Virtual Reality and Public Art Collide in “Augmented Landscapes”

It's art you can only see with your smartphone, all within the familiar confines of Salem, Massachusetts.

Augmented Landscape

“Gardens of the Anthropocene,” artist’s visualization by Tamiko Thiel, background photo by Rizka/Wikimedia

Get ready for the Pokémon Go of public art installations. Opening May 27 at the Salem Maritime National Historic Site, “The Augmented Landscape” brings together four artists and eight augmented reality pieces—that is, sculptures that can only be seen by means of looking at your smartphone.

Visitors to the installation will use Layar, a free smartphone app, to view the augmented reality works displayed across the nine acre field of the Salem National Historic Site.

“If you’re not looking through your phone, you won’t see anything at all. Virtual reality is when you create an entirely three-dimensional virtual environment. Augmented reality is when you take virtual objects and place them into the real world. That’s the quick definition,” explains George Fifield, Boston Cyberarts Director and curator of the installation. “So these will be virtual objects, sculptures placed onto specific sites by GPS location around the park.”

The installation will feature work from John Craig Freeman, Kristin Lucas, Will Pappenheimer, and Tamiko Thiel. Fifield explains that, in creating pieces for this installation, these contemporary artists were conscious of the historic significance of the Salem National Historic Site as the birthplace of American trade.

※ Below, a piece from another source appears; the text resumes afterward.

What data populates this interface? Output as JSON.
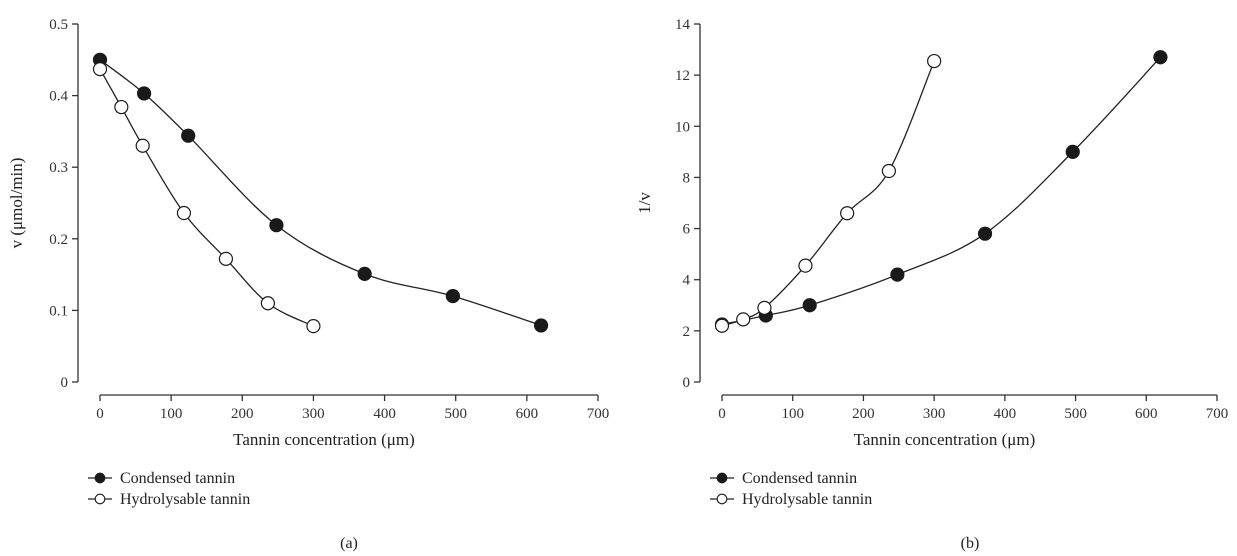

“The very first sailing ships that left the continent to go off to Europe and Asia and South American left from Salem,” he says.

Tamiko Thiel conducted extensive research for her contributions to the installation. Her works, which often focus on memory and social issues, have been displayed at museums around the world, including the Centre Pompidou, Tokyo Metropolitan Museum of Photography, the ICA London, and the ICA Boston.

“Working with an institution like the Salem Maritime Museum is a terrific advantage, as they have extensive historical archives and programs to help me in my research, and to provide the deep historical and cultural background information that I like to link to from my AR artworks,” Thiel says.

Thiel grew up in California but traveled to Japan during her childhood with her family; her experiences in both Japan and America inform her artistic work today.

“I remember how the air became heavy with humidity as we got close to Asia, and how we saw the first birds appear again as we got close to land, and how the sights and sounds and smells were so different. This led to a continuing interest of mine: East-West encounters, especially at first contact. Living in the West, where the Far East is seen as an exotic and somehow unknowable world, I like to take the reverse viewpoint I remember from my childhood, when I returned to an America that was strange and empty compared with the density and ancient cultural history of Japan,” Thiel explains.

Thiel’s pieces are titled “Treasures of Seh-Rem” and “Gardens of Anthropocene,” respectively. “Treasures of Seh-Rem” is part of Thiel’s “reverse Marco Polo” series centering on her fictional character, Mariko Horo, a time-traveling Japanese artist. The artist imagines that Mariko Horo was intrigued by Salem ships’ visits to Nagasaki.

“Gardens of Anthropocene,” meanwhile, explores the ways in which climate change could affect local fauna. The work was originally commissioned by the Seattle Art Museum, and Thiel met with climate scientists at the University of Washington Center for Creative Conservation to discuss possible implications for both Seattle’s climate and that of the world in general. She repurposed the work for Salem because red algae, the focus of the work, are a threat to environments all over the world, including that of New England. The piece shows animated, swollen red algae littered all over the site, causing red tides.

A professor of new media art at Emerson College and an artist with more than 25 years of experience using technology to create public works across the globe, John Craig Freeman will transpose scenes from the cities of Wuhan and St. Petersburg onto the field in Salem. Freeman traveled to both cities to take photographs, and his images of Wuhan and St. Petersburg will appear, layered, on the Salem landscape. Visitors can walk through scenes from Wuhan and St. Petersburg, and Salem, of course. He says he hopes to link the three cities—Wuhan, St. Petersburg, and Salem—despite their geographic distances.

“We think of globalization as something that is just now happening, but the point is it has been happening forever, so it’s important to understand its history,” Freeman says.

To create augmented reality scenes, he used Photogrammetry, a process by which three-dimensional models are extracted from two-dimensional photographs. He walks around a person, place, or thing, and takes photographs from various angles. He then creates a digital model from his numerous shots of any given scene or object.

“It’s where photography and and virtual reality are kind of colliding, so it’s maybe a new form of photography in a way,” he says.

Boston Cyberarts first exhibited an augmented reality piece in 2001, which exemplifies Fifield’s belief that artists are often some of the first people utilizing new technologies.

“My whole focus as a curator of new media is to see how artists adapt to and redirect, to some degree, cutting edge technology…If there is some exciting and emotive aspect to [the technology], then artists are there before almost anyone else besides the people who actually invent it, and this is another case of that,” Fifield said.

May 27-November 30160 Derby Street, Salem, bostoncyberarts.org.